4. Summary and outlook

Hydrometeorological data are critical in model development and water resources management. In this work, we compiled hydrometeorological data from 30 intensively monitored watersheds. In addition to standard measurements of precipitation, air temperature and streamflow, the CHOSEN dataset also includes soil moisture, SWE, snow depth, isotopes, and other hydrometeorology variables. Most of the raw data were downloaded from publicly available resources, including the LTER and US CZO networks.
Since raw data often have errors, gaps, and inconsistent formats across sites, we applied quality control procedures, gap-filled missing data, and standardized the data format. The three-step gap-filling approach consisted of interpolation, regression, and climate catalog methods. We also generated flag tables denoting the different data types (raw, missing, or filled) and gap-filling methods. Data users can update or change the gap-filling techniques with the help of these flag tables. Finally, we published the synthesis product in NetCDF format along with Jupyter Notebook examples demonstrating the cleaning procedures and how to access the data.

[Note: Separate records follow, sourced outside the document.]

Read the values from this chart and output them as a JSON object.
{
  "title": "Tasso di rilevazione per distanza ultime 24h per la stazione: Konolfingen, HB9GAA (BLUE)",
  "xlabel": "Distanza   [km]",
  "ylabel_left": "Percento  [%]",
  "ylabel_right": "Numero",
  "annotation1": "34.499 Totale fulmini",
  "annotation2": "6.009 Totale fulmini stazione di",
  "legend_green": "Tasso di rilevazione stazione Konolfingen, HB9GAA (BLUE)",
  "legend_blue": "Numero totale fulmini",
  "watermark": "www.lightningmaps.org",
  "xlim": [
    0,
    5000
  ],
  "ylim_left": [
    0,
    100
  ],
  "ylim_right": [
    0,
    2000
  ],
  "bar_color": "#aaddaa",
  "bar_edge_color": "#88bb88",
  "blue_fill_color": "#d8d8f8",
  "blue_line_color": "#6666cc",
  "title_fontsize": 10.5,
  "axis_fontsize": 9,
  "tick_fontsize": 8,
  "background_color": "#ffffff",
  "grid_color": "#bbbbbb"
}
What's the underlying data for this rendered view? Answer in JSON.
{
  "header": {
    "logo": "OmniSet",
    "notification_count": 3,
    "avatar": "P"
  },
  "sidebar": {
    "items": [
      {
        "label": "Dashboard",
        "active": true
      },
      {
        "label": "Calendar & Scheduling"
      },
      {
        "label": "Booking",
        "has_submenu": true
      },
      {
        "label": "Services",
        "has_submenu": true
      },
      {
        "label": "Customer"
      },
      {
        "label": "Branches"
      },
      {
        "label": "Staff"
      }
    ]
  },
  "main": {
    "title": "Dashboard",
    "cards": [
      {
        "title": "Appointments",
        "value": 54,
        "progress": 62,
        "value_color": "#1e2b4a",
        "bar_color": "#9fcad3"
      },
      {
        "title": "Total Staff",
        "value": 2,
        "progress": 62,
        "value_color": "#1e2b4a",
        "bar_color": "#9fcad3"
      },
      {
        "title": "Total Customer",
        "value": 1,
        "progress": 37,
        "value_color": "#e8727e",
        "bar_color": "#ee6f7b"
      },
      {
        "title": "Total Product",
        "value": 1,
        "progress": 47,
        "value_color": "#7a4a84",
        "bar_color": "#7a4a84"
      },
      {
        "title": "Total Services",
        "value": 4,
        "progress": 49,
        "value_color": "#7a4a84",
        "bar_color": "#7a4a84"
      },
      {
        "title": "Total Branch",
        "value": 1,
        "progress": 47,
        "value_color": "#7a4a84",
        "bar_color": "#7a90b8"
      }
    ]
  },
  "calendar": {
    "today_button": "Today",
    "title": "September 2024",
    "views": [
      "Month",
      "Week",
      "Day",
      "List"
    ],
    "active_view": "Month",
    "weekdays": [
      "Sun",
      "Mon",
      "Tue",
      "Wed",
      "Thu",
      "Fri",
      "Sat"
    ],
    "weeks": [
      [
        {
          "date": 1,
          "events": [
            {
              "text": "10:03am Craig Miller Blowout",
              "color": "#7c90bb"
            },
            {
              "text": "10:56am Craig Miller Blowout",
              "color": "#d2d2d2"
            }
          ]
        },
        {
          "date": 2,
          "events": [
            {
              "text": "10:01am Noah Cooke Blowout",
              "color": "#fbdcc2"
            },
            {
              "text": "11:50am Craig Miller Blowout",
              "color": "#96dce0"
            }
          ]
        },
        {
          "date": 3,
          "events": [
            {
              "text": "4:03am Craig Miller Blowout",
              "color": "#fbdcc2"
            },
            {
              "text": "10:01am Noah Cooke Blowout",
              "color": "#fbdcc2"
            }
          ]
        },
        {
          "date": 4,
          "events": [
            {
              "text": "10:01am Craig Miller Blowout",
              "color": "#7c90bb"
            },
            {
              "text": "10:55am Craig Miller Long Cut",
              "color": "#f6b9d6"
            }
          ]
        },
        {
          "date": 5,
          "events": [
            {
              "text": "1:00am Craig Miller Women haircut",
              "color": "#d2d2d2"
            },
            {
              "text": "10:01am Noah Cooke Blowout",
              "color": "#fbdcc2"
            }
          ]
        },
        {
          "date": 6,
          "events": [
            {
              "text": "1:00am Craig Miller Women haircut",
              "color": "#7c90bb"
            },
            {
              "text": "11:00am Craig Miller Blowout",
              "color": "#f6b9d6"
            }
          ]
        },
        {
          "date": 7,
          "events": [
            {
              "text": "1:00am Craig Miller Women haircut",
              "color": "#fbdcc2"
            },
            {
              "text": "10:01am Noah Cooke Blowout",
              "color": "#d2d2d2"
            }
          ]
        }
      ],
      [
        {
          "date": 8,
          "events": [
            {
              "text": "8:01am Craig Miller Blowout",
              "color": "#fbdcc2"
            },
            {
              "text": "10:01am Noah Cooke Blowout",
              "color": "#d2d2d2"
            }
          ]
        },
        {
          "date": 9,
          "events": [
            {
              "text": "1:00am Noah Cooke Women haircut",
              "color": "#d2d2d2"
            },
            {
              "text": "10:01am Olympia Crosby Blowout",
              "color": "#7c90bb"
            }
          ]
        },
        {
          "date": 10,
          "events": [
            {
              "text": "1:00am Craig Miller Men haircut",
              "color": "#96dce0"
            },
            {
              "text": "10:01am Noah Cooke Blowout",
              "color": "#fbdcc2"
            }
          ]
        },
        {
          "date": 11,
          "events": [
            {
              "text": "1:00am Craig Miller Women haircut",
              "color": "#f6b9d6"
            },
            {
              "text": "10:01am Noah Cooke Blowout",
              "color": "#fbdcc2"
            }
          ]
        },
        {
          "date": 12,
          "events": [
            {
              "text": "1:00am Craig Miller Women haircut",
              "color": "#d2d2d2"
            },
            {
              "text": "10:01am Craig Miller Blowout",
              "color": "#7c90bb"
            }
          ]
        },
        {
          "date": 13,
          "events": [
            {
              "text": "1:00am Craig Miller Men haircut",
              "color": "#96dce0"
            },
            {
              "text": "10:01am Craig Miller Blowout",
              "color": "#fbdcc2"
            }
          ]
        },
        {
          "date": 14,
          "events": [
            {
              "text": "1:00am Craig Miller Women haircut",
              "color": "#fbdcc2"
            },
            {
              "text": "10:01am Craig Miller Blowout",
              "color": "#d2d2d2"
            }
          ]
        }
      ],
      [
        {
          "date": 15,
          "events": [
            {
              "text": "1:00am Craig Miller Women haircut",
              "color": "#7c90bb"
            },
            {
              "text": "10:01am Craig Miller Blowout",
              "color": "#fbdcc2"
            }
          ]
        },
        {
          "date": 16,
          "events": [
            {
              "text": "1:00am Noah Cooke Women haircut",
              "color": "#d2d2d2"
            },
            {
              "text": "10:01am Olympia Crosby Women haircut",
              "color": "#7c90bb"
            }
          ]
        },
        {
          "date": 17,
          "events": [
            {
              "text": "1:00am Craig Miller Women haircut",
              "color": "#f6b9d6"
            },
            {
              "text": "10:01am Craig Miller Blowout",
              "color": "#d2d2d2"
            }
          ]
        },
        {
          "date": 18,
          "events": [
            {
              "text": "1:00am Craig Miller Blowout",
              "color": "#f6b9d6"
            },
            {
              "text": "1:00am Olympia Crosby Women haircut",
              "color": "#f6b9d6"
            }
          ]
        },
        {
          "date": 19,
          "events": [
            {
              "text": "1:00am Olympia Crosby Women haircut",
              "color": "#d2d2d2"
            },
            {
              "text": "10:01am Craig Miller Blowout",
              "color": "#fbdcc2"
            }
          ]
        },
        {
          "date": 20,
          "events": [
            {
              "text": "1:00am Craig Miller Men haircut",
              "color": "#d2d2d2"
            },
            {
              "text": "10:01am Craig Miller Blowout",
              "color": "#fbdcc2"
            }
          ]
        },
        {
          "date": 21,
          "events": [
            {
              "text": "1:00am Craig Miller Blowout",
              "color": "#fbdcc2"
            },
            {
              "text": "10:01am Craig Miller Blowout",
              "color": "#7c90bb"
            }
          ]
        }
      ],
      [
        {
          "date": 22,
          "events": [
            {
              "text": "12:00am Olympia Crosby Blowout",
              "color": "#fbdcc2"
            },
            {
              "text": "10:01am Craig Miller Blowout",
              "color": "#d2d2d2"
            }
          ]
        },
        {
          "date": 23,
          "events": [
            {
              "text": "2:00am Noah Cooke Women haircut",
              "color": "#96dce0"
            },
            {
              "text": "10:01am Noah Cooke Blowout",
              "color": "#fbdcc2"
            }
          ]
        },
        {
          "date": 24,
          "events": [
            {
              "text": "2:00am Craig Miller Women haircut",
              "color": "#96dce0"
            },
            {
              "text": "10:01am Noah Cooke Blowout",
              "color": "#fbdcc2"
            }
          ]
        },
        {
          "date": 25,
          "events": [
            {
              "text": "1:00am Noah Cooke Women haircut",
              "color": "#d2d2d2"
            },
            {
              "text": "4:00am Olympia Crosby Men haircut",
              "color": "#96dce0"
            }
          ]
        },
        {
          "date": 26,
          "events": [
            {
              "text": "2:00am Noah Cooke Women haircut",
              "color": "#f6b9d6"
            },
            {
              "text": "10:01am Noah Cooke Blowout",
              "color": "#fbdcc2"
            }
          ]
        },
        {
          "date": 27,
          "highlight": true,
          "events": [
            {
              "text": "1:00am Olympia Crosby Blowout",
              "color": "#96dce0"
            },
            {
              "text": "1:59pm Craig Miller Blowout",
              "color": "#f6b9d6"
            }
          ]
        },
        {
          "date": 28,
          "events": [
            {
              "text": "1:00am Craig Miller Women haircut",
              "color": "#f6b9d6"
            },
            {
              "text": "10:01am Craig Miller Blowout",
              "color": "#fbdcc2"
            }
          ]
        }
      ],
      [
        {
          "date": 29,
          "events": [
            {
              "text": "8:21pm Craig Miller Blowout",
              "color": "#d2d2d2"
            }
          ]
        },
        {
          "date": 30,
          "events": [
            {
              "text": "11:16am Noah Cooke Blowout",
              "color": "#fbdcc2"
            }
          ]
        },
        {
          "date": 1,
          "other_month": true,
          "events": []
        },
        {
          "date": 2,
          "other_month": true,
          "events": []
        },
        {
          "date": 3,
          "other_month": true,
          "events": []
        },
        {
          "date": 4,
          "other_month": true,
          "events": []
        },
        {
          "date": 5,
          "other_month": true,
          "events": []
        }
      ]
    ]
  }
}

Different large sample hydrological datasets are best adapted to various research pursuits and questions (Addor et al., 2020). Compared with other large sample hydrological datasets, our dataset seeks to facilitate hydrological and ecological studies that require a broad set of hydrometeorological variables and time series data. For instance, hydrological model development may benefit from having soil moisture, snowmelt and streamflow data as part of its multi-objective calibration function (Andersen et al., 2001), while isotope data can support studies that focus on watershed storage estimates and transport (Perrin et al., 2003; Sprenger et al., 2018). Similarly, the CHOSEN dataset can promote data-driven models focused on predictions beyond streamflow, which will allow them to be more comprehensive than mere discharge predictors. And for the ecological community, these data could be used to better understand how processes such as microbial biogeochemical reactions and evapotranspiration respond to changing hydrological regimes and climate variability. Besides this data release, future data products can include catchment physical attributes such as watershed topography and soil characteristics. The availability of such physical watershed attributes can further assist in comparative studies using both data-driven and distributed models, possibly leading to prediction in ungauged basins and transferability of model parameters among catchments (Razavi & Coulibaly, 2013; Sivapalan et al., 2003; Zelelew & Alfredsen, 2014).
While other large-sample hydrological datasets often contain more watersheds than CHOSEN does currently, to the best of our knowledge, CHOSEN reflects one of the largest open-source collections of hydrometeorological data from intensely and comprehensively monitored watersheds. Similar to the CAMELS initiative (Addor et al., 2017), which has now encouraged the release of data from different groups and countries (CAMELS-UK(Coxon et al., 2020), CAMELS-Chile (Alvarez-Garreton et al., 2018)), we hope that this data product will encourage different groups to publicly release comprehensive data sets to enrich hydrological analysis.